111. Suede
Roundhouse
14 November 2015
Suede doing prog rock: words that once felt as likely as Oasis tackling free jazz, well at least until Dog Man Star hinted that this band had some progressive leanings. Yet here we are, Night Thoughts, a full-blown concept record, performed behind a vast gauze screen onto which ex-NME snapper Roger Sargent projects his art-house fever dream. Think The Wall without a Pink Floyd budget: band silhouetted like ghostly marionettes whilst a moody film unspools in front.
Naturally, the subject matter is pitch-black. Suede have always been princes of neon grime, and Night Thoughts fixates on youth, regret and the ruinous fallout between. The curtain rises with “When You Are Young,” as a man trudges into the sea in high-definition melancholy. “No Tomorrow” follows, sound-tracking an old man’s suicide attempt.
Things only get cheerier in relative terms: abductions, breakdowns, naked karaoke in a suburban garden. Brett Anderson still knows how to wrap kitchen-sink misery in glitter and eyeliner.
Musically, though, it’s their strongest suite of songs in ages; strings swelling, guitars snarling, Anderson’s voice sweeping from wounded croon to full banshee.
The crowd watch in reverent silence, as if at a particularly stylish wake, until the screen finally lifts. Then the place detonates: Brett strikes the classic foot-on-monitor pose, all lank limbs and velvet menace, and slams straight into “Trash,” “Animal Nitrate,” “We Are the Pigs,” and we’re back in ’93.
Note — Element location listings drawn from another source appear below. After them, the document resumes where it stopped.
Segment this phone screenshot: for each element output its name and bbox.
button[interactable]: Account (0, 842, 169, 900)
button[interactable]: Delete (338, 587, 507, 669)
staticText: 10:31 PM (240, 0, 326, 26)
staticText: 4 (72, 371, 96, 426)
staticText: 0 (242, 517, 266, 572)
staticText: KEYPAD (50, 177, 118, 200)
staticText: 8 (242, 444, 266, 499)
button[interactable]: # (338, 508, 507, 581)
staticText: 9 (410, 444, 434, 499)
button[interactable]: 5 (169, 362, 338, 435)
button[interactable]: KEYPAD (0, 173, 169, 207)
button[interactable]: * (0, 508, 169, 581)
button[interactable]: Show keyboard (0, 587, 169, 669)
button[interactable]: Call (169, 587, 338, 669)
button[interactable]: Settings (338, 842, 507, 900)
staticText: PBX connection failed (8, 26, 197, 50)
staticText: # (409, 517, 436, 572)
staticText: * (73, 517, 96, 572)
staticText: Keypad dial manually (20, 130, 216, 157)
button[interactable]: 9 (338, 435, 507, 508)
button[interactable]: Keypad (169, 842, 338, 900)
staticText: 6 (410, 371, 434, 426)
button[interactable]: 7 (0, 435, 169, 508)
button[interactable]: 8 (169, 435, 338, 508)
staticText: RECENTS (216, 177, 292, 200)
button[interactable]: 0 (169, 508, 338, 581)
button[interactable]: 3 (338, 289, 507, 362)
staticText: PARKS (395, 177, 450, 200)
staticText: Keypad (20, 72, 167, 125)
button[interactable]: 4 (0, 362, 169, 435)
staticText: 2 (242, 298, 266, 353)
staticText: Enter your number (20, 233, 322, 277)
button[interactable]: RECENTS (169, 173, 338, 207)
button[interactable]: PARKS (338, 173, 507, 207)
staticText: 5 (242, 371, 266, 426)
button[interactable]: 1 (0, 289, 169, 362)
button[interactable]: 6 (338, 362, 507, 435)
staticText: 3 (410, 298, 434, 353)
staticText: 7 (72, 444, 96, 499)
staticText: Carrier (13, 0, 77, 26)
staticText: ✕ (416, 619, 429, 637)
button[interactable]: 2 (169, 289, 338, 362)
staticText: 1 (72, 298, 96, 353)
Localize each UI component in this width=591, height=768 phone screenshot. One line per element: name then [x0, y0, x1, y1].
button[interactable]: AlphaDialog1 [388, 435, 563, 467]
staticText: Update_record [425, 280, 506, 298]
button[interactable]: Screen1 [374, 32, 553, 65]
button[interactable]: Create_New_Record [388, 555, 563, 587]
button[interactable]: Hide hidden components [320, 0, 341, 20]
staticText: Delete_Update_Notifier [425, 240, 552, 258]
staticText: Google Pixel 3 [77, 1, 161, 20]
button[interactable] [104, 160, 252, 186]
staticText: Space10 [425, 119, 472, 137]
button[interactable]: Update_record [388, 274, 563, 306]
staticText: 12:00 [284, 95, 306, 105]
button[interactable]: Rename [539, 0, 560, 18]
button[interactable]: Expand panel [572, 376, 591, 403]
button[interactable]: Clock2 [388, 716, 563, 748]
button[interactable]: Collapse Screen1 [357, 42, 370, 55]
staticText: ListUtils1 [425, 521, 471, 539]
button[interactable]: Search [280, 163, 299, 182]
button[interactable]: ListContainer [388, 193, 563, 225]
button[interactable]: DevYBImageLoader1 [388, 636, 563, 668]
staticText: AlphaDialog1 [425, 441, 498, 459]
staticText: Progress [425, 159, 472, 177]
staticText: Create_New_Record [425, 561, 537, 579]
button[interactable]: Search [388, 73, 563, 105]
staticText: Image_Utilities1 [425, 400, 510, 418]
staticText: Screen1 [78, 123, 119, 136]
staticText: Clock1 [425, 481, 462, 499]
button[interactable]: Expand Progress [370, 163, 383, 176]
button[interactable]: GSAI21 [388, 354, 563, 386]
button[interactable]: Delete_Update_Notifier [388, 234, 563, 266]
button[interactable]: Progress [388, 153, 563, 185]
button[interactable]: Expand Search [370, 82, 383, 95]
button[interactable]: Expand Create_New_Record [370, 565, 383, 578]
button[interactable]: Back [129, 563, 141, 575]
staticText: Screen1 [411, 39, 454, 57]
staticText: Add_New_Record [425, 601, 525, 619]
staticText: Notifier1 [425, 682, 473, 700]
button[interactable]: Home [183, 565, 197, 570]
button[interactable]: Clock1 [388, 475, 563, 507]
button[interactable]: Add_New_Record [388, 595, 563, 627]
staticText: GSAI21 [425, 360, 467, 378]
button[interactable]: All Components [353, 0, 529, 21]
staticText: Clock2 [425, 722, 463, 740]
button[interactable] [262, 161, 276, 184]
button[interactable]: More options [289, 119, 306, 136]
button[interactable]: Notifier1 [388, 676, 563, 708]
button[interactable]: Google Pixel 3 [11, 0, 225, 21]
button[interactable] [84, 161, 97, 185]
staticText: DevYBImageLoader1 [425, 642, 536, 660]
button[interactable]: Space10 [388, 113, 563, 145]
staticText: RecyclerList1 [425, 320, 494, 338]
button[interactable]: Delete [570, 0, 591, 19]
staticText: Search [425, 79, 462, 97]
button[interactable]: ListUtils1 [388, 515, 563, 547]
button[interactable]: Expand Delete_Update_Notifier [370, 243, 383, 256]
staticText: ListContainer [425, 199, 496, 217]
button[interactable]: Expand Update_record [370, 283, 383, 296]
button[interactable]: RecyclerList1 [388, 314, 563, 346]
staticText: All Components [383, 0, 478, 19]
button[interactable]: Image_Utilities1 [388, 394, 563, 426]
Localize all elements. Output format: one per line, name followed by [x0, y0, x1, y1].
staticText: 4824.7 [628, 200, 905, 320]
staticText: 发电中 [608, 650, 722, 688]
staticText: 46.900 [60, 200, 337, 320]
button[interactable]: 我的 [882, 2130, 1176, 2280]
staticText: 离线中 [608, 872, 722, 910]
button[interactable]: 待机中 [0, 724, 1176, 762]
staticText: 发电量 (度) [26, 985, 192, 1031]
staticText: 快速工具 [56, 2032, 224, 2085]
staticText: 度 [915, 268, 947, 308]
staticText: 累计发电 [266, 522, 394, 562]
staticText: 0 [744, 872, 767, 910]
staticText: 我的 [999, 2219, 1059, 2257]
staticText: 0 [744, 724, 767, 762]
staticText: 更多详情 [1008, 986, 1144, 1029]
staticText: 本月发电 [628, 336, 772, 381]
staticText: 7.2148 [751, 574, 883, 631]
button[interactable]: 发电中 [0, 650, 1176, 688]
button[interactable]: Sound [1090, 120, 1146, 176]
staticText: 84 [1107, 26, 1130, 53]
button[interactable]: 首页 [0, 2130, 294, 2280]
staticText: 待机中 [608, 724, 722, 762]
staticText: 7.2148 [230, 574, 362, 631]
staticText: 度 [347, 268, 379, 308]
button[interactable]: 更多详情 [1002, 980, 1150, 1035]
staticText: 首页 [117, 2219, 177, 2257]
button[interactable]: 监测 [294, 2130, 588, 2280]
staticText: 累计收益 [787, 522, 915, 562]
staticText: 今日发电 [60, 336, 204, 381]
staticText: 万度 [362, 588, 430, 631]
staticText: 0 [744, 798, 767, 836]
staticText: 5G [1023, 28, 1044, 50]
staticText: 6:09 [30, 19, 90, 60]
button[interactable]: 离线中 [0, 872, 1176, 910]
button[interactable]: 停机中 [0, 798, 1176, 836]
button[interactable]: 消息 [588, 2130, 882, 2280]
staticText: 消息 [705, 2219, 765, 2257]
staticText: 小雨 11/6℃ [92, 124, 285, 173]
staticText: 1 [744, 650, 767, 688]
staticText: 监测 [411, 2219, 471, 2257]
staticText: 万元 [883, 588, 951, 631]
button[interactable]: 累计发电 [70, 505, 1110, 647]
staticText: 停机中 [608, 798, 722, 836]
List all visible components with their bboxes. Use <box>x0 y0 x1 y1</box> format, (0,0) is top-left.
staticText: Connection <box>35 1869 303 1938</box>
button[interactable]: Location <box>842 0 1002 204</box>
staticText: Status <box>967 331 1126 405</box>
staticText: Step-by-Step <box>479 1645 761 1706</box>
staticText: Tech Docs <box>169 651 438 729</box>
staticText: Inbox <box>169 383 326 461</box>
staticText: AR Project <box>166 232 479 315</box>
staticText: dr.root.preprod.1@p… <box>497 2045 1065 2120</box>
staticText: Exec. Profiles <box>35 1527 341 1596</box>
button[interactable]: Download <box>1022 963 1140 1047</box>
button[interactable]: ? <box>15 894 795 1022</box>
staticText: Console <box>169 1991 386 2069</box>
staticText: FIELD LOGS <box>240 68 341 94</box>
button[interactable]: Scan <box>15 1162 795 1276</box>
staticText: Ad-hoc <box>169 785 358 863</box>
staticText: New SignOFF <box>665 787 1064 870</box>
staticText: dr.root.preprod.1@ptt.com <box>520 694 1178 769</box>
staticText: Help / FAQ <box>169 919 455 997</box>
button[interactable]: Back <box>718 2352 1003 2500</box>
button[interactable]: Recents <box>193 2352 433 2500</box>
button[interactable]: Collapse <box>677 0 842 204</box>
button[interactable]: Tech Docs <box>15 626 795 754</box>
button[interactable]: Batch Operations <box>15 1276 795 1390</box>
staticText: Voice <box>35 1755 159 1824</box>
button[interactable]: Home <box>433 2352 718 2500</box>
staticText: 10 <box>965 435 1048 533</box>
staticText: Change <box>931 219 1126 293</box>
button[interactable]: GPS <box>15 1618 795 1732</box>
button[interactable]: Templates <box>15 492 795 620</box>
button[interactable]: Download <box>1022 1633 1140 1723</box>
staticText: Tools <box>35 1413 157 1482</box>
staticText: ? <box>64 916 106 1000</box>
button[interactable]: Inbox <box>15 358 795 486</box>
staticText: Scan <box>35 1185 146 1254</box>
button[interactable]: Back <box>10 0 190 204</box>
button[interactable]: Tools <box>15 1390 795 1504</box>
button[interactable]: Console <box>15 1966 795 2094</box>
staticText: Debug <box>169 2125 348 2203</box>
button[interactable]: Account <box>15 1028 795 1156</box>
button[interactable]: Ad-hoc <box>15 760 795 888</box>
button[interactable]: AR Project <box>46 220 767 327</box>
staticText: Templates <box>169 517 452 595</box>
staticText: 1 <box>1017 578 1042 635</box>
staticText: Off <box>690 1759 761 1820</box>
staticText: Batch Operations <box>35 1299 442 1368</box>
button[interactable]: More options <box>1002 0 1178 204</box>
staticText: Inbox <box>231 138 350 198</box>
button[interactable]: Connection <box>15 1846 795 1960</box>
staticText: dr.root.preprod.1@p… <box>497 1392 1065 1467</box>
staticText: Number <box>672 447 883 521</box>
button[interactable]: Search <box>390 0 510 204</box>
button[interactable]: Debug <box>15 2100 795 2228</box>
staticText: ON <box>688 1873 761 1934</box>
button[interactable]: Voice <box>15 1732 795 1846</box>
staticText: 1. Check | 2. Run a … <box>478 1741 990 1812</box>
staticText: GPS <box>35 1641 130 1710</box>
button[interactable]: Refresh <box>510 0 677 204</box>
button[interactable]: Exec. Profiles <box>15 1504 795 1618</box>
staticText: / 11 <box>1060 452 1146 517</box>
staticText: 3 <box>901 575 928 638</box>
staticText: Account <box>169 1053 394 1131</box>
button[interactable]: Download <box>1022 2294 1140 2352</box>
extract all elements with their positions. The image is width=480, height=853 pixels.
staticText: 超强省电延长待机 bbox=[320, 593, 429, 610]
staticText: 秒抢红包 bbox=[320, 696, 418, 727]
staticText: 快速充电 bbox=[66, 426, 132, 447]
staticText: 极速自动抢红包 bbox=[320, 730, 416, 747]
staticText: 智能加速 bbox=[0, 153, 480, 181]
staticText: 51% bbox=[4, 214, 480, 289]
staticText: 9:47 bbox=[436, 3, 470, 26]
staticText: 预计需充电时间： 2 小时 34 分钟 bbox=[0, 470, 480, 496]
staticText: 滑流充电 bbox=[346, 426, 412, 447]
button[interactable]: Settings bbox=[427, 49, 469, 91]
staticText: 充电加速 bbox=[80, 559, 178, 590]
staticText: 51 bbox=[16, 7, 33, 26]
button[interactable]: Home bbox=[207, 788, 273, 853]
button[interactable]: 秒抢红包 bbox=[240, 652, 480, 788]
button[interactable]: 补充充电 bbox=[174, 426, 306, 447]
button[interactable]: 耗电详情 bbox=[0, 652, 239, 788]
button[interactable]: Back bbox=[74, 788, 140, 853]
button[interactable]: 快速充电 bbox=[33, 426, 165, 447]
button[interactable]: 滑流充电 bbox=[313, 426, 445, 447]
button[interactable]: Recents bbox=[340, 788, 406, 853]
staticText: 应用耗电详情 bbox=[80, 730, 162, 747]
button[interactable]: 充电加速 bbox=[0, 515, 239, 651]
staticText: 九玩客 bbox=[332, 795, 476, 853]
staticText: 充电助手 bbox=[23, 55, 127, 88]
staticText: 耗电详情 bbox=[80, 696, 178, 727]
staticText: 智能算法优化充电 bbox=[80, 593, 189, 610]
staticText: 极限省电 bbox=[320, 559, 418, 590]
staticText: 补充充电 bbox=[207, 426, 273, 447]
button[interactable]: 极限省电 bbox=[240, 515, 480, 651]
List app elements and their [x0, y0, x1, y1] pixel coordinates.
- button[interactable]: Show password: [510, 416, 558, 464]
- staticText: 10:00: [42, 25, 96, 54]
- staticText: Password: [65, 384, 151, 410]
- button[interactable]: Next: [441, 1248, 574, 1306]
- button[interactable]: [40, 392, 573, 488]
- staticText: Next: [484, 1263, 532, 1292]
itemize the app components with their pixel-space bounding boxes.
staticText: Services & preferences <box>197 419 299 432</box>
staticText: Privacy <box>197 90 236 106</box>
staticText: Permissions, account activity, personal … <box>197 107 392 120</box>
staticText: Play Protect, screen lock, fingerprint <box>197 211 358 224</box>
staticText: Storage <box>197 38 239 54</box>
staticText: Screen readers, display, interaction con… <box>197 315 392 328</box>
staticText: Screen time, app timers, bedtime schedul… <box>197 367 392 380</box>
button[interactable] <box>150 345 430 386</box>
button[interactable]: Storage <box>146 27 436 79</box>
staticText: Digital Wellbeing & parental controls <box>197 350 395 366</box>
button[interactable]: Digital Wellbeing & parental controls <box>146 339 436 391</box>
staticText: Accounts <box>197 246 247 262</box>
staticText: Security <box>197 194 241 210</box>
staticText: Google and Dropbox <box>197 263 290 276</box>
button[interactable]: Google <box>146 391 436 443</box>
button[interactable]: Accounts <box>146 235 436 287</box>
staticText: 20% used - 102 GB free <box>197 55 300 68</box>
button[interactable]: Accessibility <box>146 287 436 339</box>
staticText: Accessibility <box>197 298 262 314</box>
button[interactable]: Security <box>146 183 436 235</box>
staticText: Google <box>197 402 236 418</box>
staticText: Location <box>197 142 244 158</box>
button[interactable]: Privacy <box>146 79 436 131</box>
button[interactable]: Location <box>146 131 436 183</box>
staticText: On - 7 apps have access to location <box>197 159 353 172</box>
For the encore Anderson grins: “We started with the newest thing we’ve given you, now here’s the oldest.” Cue their debut EP front-to-back: “The Drowners,” “My Insatiable One,” “To the Birds.” Half the room forgets to film it on their phones.
So, yes, Suede in their fifties can still summon the sleazy, mascara-smeared spirit of Britpop’s gutter glamour while also pulling off a high-concept art-pop opera. Sleaze with a bassline, brains with cheekbones. Night Thoughts proves they’re evolving, not coasting; the second-act glow-up, most of their Nineties peers would kill for.